Nearly all cards – whether issued by a bank, fuel company or specialized provider of fleet cards – will provide basic purchase information, including how much was spent and where it was spent.

However, as data-gathering and analysis techniques have advanced over the past decade, so, too, has the information available through the use of fleet cards. Providers are now looking past the basics and are using card programs to capture enhanced data, such as odometer readings, line-item purchase summaries and exact per mile costs, according to a report by fleet card processor Wright Express, now known as Wex Inc. Enhanced data-capture methods also allow fleet managers to keep better tabs on individual drivers, as this type of data capture requires the cardholder to enter a driver’s license or vehicle ID number for added security.

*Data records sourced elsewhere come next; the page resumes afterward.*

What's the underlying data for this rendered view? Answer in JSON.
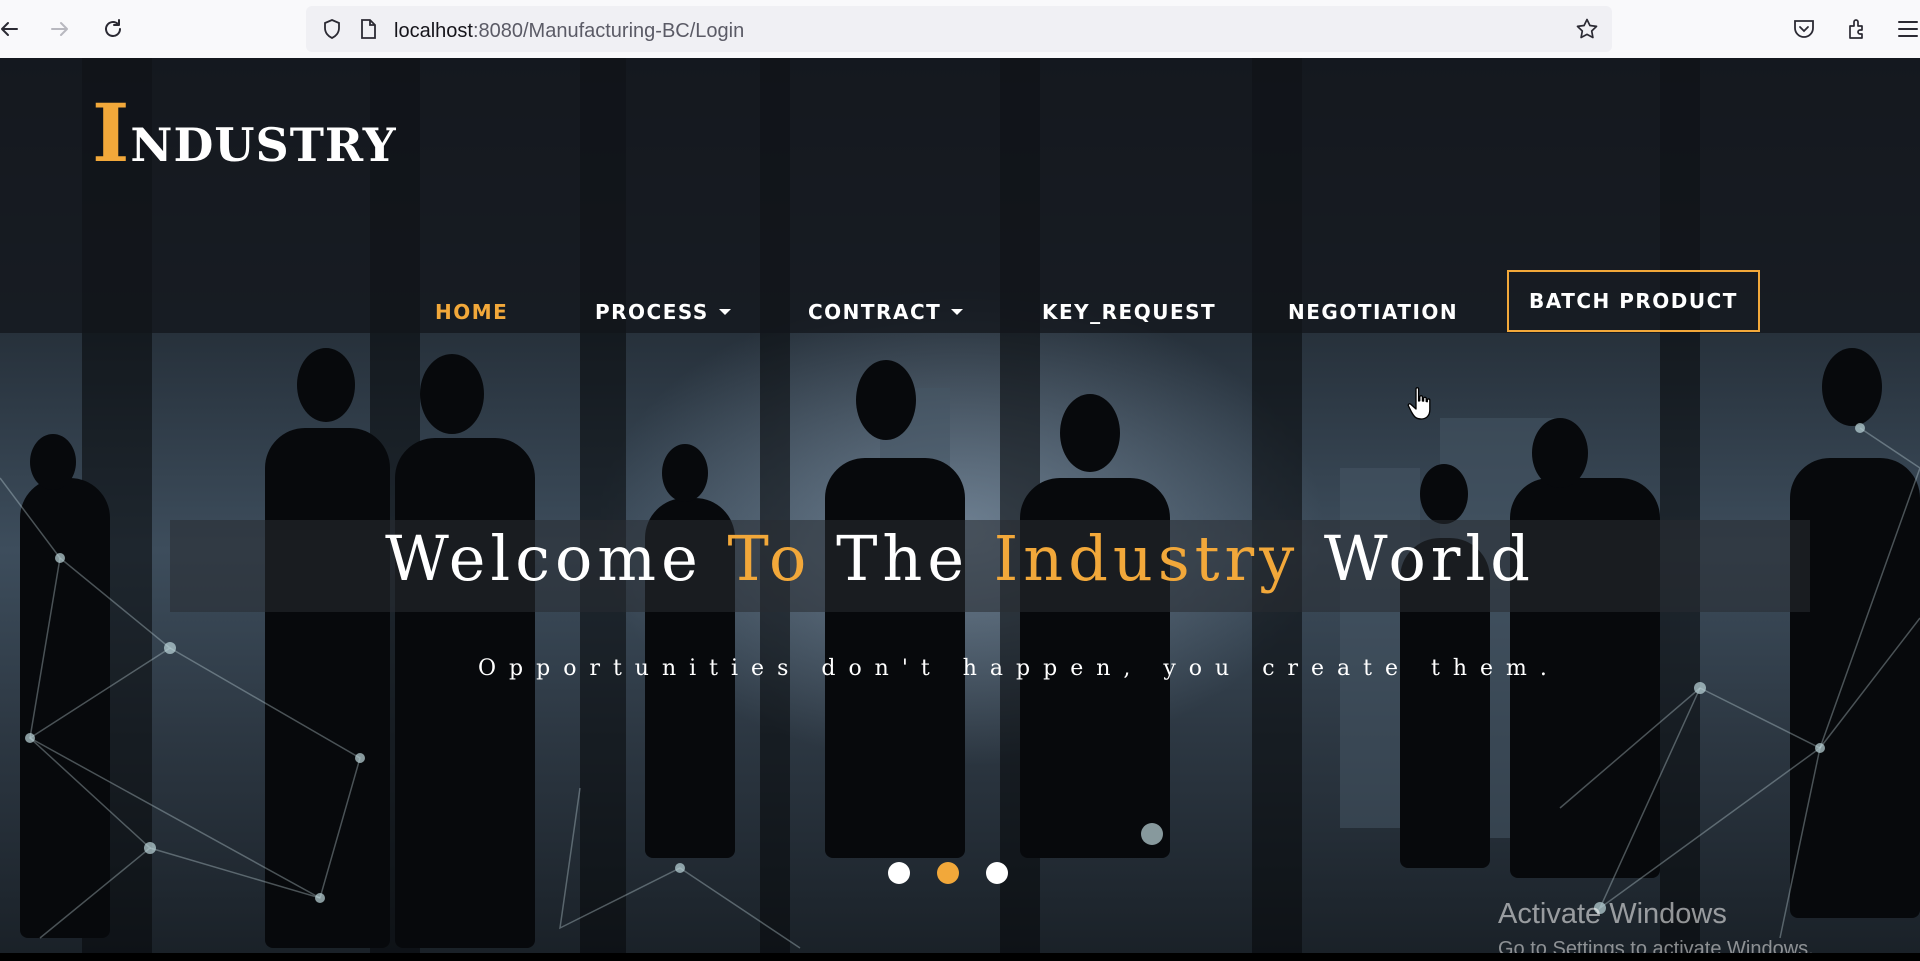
{
  "browser": {
    "url_host": "localhost",
    "url_path": ":8080/Manufacturing-BC/Login",
    "icons": [
      "back-icon",
      "forward-icon",
      "reload-icon",
      "shield-icon",
      "page-icon",
      "star-icon",
      "pocket-icon",
      "extensions-icon",
      "menu-icon"
    ]
  },
  "site": {
    "logo_initial": "I",
    "logo_rest": "NDUSTRY"
  },
  "menu": {
    "home": "HOME",
    "process": "PROCESS",
    "contract": "CONTRACT",
    "key_request": "KEY_REQUEST",
    "negotiation": "NEGOTIATION",
    "batch_product": "BATCH PRODUCT"
  },
  "hero": {
    "title_1": "Welcome ",
    "title_2": "To",
    "title_3": " The ",
    "title_4": "Industry",
    "title_5": " World",
    "subtitle": "Opportunities don't happen, you create them."
  },
  "carousel": {
    "active_index": 1,
    "count": 3
  },
  "watermark": {
    "line1": "Activate Windows",
    "line2": "Go to Settings to activate Windows."
  },
  "colors": {
    "accent": "#f2a83a",
    "text": "#ffffff"
  }
}
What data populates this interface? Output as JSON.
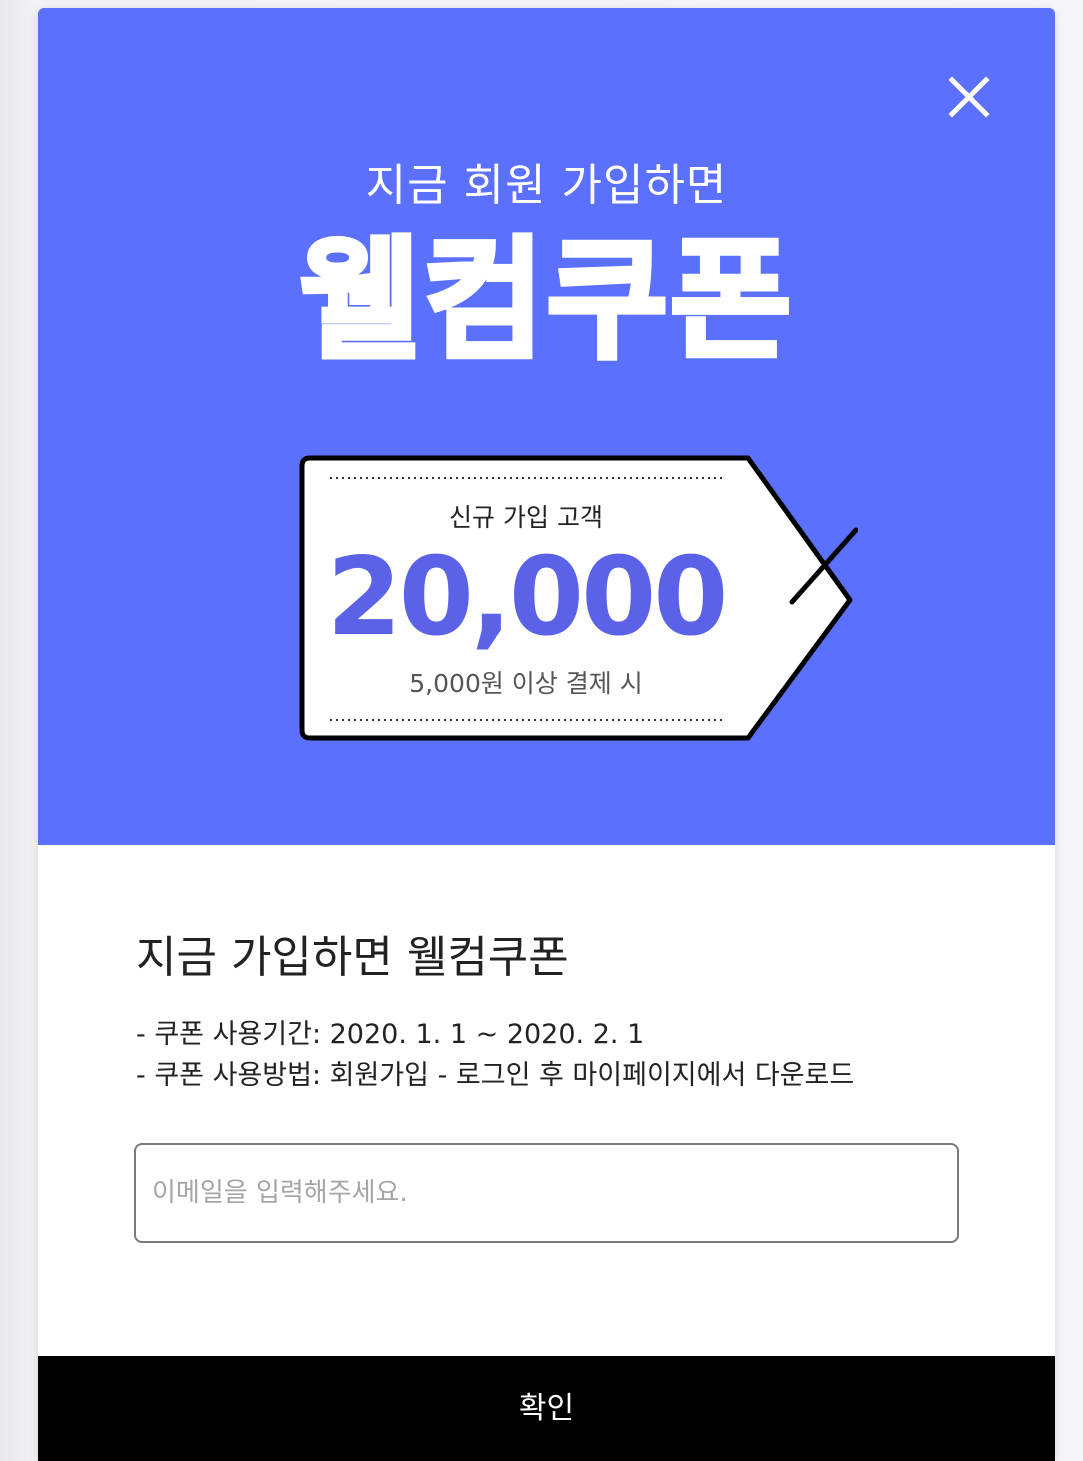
{
  "hero": {
    "subtitle": "지금 회원 가입하면",
    "title": "웰컴쿠폰",
    "background_color": "#5b70fd",
    "close_icon": "close-icon"
  },
  "coupon": {
    "label": "신규 가입 고객",
    "amount": "20,000",
    "condition": "5,000원 이상 결제 시",
    "amount_color": "#5b62e8"
  },
  "content": {
    "title": "지금 가입하면 웰컴쿠폰",
    "period": "- 쿠폰 사용기간: 2020. 1. 1 ~ 2020. 2. 1",
    "usage": "- 쿠폰 사용방법: 회원가입 - 로그인 후 마이페이지에서 다운로드"
  },
  "form": {
    "email_placeholder": "이메일을 입력해주세요.",
    "email_value": ""
  },
  "confirm_button": {
    "label": "확인",
    "color": "#000000"
  }
}
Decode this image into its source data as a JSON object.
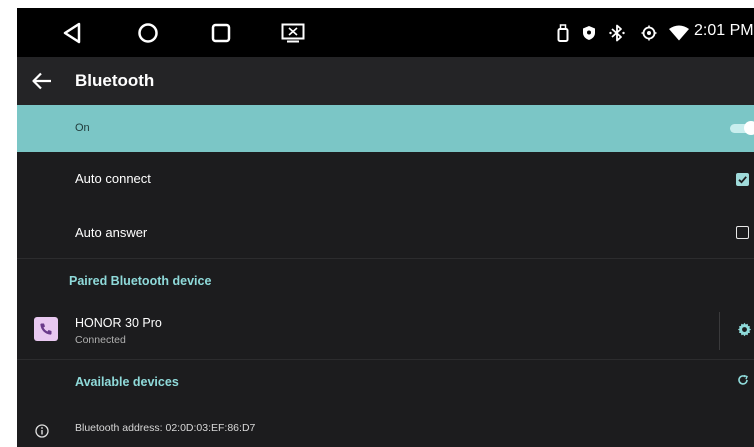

Fleets can use such information to lower costs in various ways, such as steering drivers to locations with negotiated pricing deals. Businesses also can link data gathered through the cards to a their telematics, dispatch and enterprise systems, which lower overall processing costs and up efficiency. Moreover, knowing how and when employees are using cards is a helpful tool for managers looking to set restrictions on their use.

Limitations on fleet-card use can include the types of purchases an operator can make, and limits on where, when and how much fuel they can purchase fuel.

With expanded data available on demand, managers have a greatly expanded ability to pick out and solve problems. For example, an analysis of card data that reveals a single vehicle in a fleet with much lower fuel efficiency than the rest could signal that the vehicle is in need of service, or that the driver is operating it incorrectly. Drivers using cards during nonbusiness hours too often or to buy an excessive number of Twinkies can easily be flagged, and companies can design loss-prevention programs to fix the problem.

While fleet cards may not always lower fuel cost, they potentially may lower the costs of doing business. As payment cards are linked to increasingly tailored data sets, managers are more clearly able to see where they are losing money and where there are opportunities for savings.